Le matin du mardi gras, les gilles sortent le visage dissimulé derrière un masque de cire. Il fait partie intégrante du costume. Tous ces masques sont fabriqués dans un petit atelier d'à peine quinze mètres carrés, dans un grenier de la Grand’Place de Binche. Christophe Pourbaix est le seul à fabriquer ces masques. Selon lui, la technique est toute simple : "Il suffit de trois morceaux de coton de quarante centimètres de côté. Ils sont d’abord encollés, ensuite enfermés entre deux moules, puis chauffés, démoulés et enfin découpés ".

Une fois mis en forme les masques sont peints et décorés. Les pochoirs sont les mêmes depuis quarante ans. Tout est fait à la main. Le geste est précis et se répète masque après masque. Pour finir, et c'est ce qui fait la particularité et la richesse de ces masques, ils sont trempés dans la cire. Il y a deux modèles: le gille et le paysan.

Le retour d'une tradition

Jusque la deuxième Guerre mondiale, ces masques étaient fabriqués en Suisse et en Allemagne. Ensuite, ils ont été fabriqués une fois dans la ville française de Saumur. L’usine est ensuite passée au plastique, la tradition s’est perdue et les masques ont disparu. Au début des années ’70, Jean-Luc Pourbaix, le père de Christophe, a décidé d’apprendre à faire des masques pour relancer cette tradition. Il lui a fallu une année pour trouver la bonne technique. Pari réussi. Depuis 1975, la maison Pourbaix est la seule à réaliser ces masques, dont le modèle est protégé, reconnaissables aux moustaches "Napoléon III" et aux lunettes vertes dont ils sont ornés. Et tous les gilles le portent.

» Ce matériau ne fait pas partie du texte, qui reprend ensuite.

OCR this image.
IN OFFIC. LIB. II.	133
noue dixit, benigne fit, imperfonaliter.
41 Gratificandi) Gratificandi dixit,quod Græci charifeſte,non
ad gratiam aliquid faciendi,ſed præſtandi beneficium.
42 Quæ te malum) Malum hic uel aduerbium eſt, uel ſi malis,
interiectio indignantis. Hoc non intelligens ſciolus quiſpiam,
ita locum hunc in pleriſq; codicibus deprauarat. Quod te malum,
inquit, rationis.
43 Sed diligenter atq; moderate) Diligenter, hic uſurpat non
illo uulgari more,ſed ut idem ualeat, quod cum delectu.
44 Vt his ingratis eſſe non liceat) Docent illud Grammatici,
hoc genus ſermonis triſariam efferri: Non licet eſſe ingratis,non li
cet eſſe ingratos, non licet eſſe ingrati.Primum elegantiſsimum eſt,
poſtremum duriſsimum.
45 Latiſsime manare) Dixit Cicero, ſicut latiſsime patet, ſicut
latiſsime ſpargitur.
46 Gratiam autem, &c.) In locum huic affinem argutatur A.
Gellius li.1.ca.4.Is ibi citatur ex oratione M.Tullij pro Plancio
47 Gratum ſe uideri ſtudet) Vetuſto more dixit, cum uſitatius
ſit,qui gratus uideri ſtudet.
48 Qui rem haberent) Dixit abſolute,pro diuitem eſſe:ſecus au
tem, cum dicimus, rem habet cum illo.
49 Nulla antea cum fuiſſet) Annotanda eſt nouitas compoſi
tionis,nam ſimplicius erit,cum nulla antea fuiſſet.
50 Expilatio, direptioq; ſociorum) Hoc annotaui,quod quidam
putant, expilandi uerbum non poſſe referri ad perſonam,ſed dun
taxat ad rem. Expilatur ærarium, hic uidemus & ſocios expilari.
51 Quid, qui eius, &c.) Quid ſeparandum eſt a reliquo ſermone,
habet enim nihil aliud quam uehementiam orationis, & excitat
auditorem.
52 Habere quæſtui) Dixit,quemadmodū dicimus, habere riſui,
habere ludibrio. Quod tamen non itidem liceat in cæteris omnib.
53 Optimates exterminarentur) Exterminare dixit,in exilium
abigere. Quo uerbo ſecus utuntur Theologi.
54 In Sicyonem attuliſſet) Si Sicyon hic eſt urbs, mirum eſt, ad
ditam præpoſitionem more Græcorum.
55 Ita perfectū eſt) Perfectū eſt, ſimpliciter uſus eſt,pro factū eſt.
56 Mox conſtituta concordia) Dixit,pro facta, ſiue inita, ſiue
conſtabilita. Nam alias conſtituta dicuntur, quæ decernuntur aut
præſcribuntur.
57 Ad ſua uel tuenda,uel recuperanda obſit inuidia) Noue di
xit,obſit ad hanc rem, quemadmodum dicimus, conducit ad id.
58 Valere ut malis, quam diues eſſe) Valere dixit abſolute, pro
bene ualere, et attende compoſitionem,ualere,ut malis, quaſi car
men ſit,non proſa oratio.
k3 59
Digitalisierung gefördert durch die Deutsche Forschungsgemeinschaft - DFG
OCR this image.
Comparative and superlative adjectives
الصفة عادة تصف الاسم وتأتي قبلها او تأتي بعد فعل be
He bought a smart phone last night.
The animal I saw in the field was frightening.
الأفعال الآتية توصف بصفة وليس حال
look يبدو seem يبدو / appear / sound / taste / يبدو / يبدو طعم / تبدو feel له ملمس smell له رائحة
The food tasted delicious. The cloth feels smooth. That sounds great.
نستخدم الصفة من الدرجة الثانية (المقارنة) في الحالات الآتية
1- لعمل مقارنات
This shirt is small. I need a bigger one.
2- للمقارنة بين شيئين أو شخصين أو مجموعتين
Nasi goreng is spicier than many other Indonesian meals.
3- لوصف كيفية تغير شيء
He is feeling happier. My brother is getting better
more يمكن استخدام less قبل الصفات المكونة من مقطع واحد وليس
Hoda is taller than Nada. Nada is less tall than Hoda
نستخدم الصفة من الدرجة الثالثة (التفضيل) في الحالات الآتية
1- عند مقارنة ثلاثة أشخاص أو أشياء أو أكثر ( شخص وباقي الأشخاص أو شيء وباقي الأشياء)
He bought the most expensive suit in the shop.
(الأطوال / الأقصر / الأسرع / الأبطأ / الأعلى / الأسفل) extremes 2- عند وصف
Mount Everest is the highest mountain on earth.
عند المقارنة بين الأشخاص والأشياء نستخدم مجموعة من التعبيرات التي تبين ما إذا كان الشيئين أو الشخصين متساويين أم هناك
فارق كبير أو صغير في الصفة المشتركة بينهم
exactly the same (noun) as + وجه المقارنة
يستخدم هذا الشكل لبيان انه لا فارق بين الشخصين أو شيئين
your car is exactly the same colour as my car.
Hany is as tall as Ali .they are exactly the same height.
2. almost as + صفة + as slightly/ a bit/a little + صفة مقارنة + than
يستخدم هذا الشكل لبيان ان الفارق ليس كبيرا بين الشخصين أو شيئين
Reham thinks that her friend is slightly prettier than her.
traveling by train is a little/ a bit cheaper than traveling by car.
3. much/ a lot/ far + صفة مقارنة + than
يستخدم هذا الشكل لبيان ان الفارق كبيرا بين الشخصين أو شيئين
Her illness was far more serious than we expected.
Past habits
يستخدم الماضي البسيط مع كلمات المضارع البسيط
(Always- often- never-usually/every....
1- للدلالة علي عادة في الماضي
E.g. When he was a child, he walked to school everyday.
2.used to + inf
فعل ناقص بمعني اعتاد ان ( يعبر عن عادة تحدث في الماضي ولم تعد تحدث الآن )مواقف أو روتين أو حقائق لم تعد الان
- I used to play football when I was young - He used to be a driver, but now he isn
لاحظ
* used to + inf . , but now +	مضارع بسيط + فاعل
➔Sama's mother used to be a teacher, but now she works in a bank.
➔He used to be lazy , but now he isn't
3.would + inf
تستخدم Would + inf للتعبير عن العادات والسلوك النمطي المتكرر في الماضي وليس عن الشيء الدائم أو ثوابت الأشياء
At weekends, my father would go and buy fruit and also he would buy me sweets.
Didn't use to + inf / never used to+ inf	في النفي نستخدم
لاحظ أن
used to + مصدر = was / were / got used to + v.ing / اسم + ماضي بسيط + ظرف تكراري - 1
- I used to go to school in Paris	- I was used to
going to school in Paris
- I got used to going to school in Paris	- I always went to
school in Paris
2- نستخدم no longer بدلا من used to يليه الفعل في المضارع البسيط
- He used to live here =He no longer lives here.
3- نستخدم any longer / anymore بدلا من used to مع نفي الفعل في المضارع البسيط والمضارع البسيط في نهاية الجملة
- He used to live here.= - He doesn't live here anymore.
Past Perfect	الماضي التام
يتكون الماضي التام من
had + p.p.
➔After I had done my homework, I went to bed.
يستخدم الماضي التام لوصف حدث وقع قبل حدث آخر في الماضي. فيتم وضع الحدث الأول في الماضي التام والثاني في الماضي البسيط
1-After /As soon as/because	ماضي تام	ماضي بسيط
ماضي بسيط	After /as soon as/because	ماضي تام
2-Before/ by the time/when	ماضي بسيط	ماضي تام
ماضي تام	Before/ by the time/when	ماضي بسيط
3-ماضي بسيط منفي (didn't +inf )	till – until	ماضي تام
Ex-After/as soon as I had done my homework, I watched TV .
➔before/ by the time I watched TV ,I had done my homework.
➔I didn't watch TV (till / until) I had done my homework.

Après son père, Christophe a pris la relève, et ses fils qui l’aident régulièrement, suivront à leur tour. Chaque année il fabrique environ 500 masques vendus aux sociétés de gilles. Mardi matin, comme toujours, Christophe sera ému quand il verra les gilles défiler avec les masques qu'il a façonnés toujours avec la même passion.